Today I am a mom. I feel like a mom. Somedays I feel like a friend, a sister, a confidante. Today I'm a mom. Not only am I a mom, I'm THAT mom. You know the one I wouldn't be. The one who freaked out over things that I thought were ok when I was 18. The mom who is so uncool you can't stand her, the one who is out to ruin lives and the mom who is hated.

What I didn't know before is how much it hurts to be that mom. Even though I know inside I am doing what is best and right. I am doing what needs to be done to insure my child's future is bright and healthy. I just don't understand why he can't see it that way. Have I forgotten so quickly what it is to be 17? No, I just never understood the love a mom has for her children and how desperate the need is to keep them safe. Even when they hate you.

It's days like this, I wish my relationship with my own mom was better. I would tell her how sorry I was, and I would cry on her shoulder. It's days like this I just want to take my sulking son, hug him BIG, and give him all my years of knowledge so he knows this is best. I guess I'll just have to wait for the day he has to be THAT dad.
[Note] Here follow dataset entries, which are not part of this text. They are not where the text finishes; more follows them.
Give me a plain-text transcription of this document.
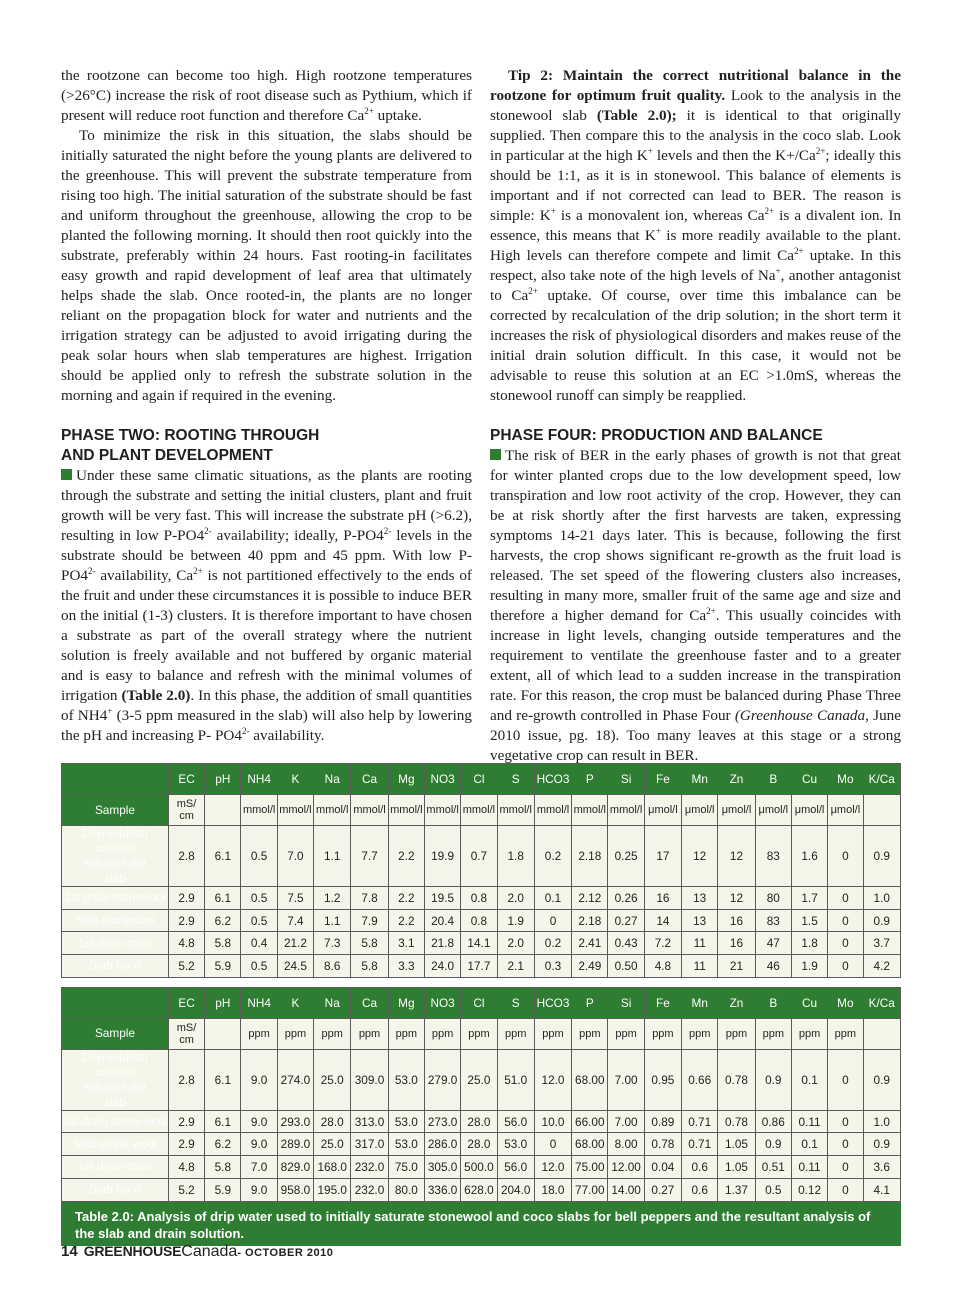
the rootzone can become too high. High rootzone temperatures (>26°C) increase the risk of root disease such as Pythium, which if present will reduce root function and therefore $Ca^{2+}$ uptake.

To minimize the risk in this situation, the slabs should be initially saturated the night before the young plants are delivered to the greenhouse. This will prevent the substrate temperature from rising too high. The initial saturation of the substrate should be fast and uniform throughout the greenhouse, allowing the crop to be planted the following morning. It should then root quickly into the substrate, preferably within 24 hours. Fast rooting-in facilitates easy growth and rapid development of leaf area that ultimately helps shade the slab. Once rooted-in, the plants are no longer reliant on the propagation block for water and nutrients and the irrigation strategy can be adjusted to avoid irrigating during the peak solar hours when slab temperatures are highest. Irrigation should be applied only to refresh the substrate solution in the morning and again if required in the evening.

PHASE TWO: ROOTING THROUGH
AND PLANT DEVELOPMENT

Under these same climatic situations, as the plants are rooting through the substrate and setting the initial clusters, plant and fruit growth will be very fast. This will increase the substrate pH (>6.2), resulting in low $P-PO4^{2-}$ availability; ideally, $P-PO4^{2-}$ levels in the substrate should be between 40 ppm and 45 ppm. With low $P-PO4^{2-}$ availability, $Ca^{2+}$ is not partitioned effectively to the ends of the fruit and under these circumstances it is possible to induce BER on the initial (1-3) clusters. It is therefore important to have chosen a substrate as part of the overall strategy where the nutrient solution is freely available and not buffered by organic material and is easy to balance and refresh with the minimal volumes of irrigation (Table 2.0). In this phase, the addition of small quantities of NH4+ (3-5 ppm measured in the slab) will also help by lowering the pH and increasing P- $PO4^{2-}$ availability.

Tip 2: Maintain the correct nutritional balance in the rootzone for optimum fruit quality. Look to the analysis in the stonewool slab (Table 2.0); it is identical to that originally supplied. Then compare this to the analysis in the coco slab. Look in particular at the high K+ levels and then the $K+/Ca^{2+}$; ideally this should be 1:1, as it is in stonewool. This balance of elements is important and if not corrected can lead to BER. The reason is simple: K+ is a monovalent ion, whereas $Ca^{2+}$ is a divalent ion. In essence, this means that K+ is more readily available to the plant. High levels can therefore compete and limit $Ca^{2+}$ uptake. In this respect, also take note of the high levels of Na+, another antagonist to $Ca^{2+}$ uptake. Of course, over time this imbalance can be corrected by recalculation of the drip solution; in the short term it increases the risk of physiological disorders and makes reuse of the initial drain solution difficult. In this case, it would not be advisable to reuse this solution at an EC >1.0mS, whereas the stonewool runoff can simply be reapplied.

PHASE FOUR: PRODUCTION AND BALANCE

The risk of BER in the early phases of growth is not that great for winter planted crops due to the low development speed, low transpiration and low root activity of the crop. However, they can be at risk shortly after the first harvests are taken, expressing symptoms 14-21 days later. This is because, following the first harvests, the crop shows significant re-growth as the fruit load is released. The set speed of the flowering clusters also increases, resulting in many more, smaller fruit of the same age and size and therefore a higher demand for $Ca^{2+}$. This usually coincides with increase in light levels, changing outside temperatures and the requirement to ventilate the greenhouse faster and to a greater extent, all of which lead to a sudden increase in the transpiration rate. For this reason, the crop must be balanced during Phase Three and re-growth controlled in Phase Four (Greenhouse Canada, June 2010 issue, pg. 18). Too many leaves at this stage or a strong vegetative crop can result in BER.

	EC	pH	NH4	K	Na	Ca	Mg	NO3	Cl	S	HCO3	P	Si	Fe	Mn	Zn	B	Cu	Mo	K/Ca
Sample	mS/ cm		mmol/l	mmol/l	mmol/l	mmol/l	mmol/l	mmol/l	mmol/l	mmol/l	mmol/l	mmol/l	mmol/l	μmol/l	μmol/l	μmol/l	μmol/l	μmol/l	μmol/l	
Drip solution used to saturate the slab	2.8	6.1	0.5	7.0	1.1	7.7	2.2	19.9	0.7	1.8	0.2	2.18	0.25	17	12	12	83	1.6	0	0.9
1st drain stonewool	2.9	6.1	0.5	7.5	1.2	7.8	2.2	19.5	0.8	2.0	0.1	2.12	0.26	16	13	12	80	1.7	0	1.0
Slab stonewool	2.9	6.2	0.5	7.4	1.1	7.9	2.2	20.4	0.8	1.9	0	2.18	0.27	14	13	16	83	1.5	0	0.9
1st drain coco	4.8	5.8	0.4	21.2	7.3	5.8	3.1	21.8	14.1	2.0	0.2	2.41	0.43	7.2	11	16	47	1.8	0	3.7
Slab coco	5.2	5.9	0.5	24.5	8.6	5.8	3.3	24.0	17.7	2.1	0.3	2.49	0.50	4.8	11	21	46	1.9	0	4.2
	EC	pH	NH4	K	Na	Ca	Mg	NO3	Cl	S	HCO3	P	Si	Fe	Mn	Zn	B	Cu	Mo	K/Ca
Sample	mS/ cm		ppm	ppm	ppm	ppm	ppm	ppm	ppm	ppm	ppm	ppm	ppm	ppm	ppm	ppm	ppm	ppm	ppm	
Drip solution used to saturate the slab	2.8	6.1	9.0	274.0	25.0	309.0	53.0	279.0	25.0	51.0	12.0	68.00	7.00	0.95	0.66	0.78	0.9	0.1	0	0.9
1st drain stone wool	2.9	6.1	9.0	293.0	28.0	313.0	53.0	273.0	28.0	56.0	10.0	66.00	7.00	0.89	0.71	0.78	0.86	0.11	0	1.0
Slab stone wool	2.9	6.2	9.0	289.0	25.0	317.0	53.0	286.0	28.0	53.0	0	68.00	8.00	0.78	0.71	1.05	0.9	0.1	0	0.9
1st drain coco	4.8	5.8	7.0	829.0	168.0	232.0	75.0	305.0	500.0	56.0	12.0	75.00	12.00	0.04	0.6	1.05	0.51	0.11	0	3.6
Slab coco	5.2	5.9	9.0	958.0	195.0	232.0	80.0	336.0	628.0	204.0	18.0	77.00	14.00	0.27	0.6	1.37	0.5	0.12	0	4.1
Table 2.0: Analysis of drip water used to initially saturate stonewool and coco slabs for bell peppers and the resultant analysis of the slab and drain solution.
14 GREENHOUSECanada- OCTOBER 2010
Wednesday, February 28, 2007

can you smell it?


if you look and listen closely, you can see it. Spring is so close, I can almost taste it. Lots of little things, birds chirping early in the morning, patches of grass on the warm side of hills. There is the drip, drip, dripping of snow melting, even if the sun isn't out. The patch of mud or 2, and of course the daylight. It seems like it's been forever since it was light when my middle guy catches the bus, but once again the light is creeping back on early.

Even though just last night, I was thinking I am so tired of being COLD. I long for the days of heat like this
one. This morning I was given the ultimate reminder that Spring is closer than I dare dream. The very unmistakable stench of skunk. And it never smelled so good.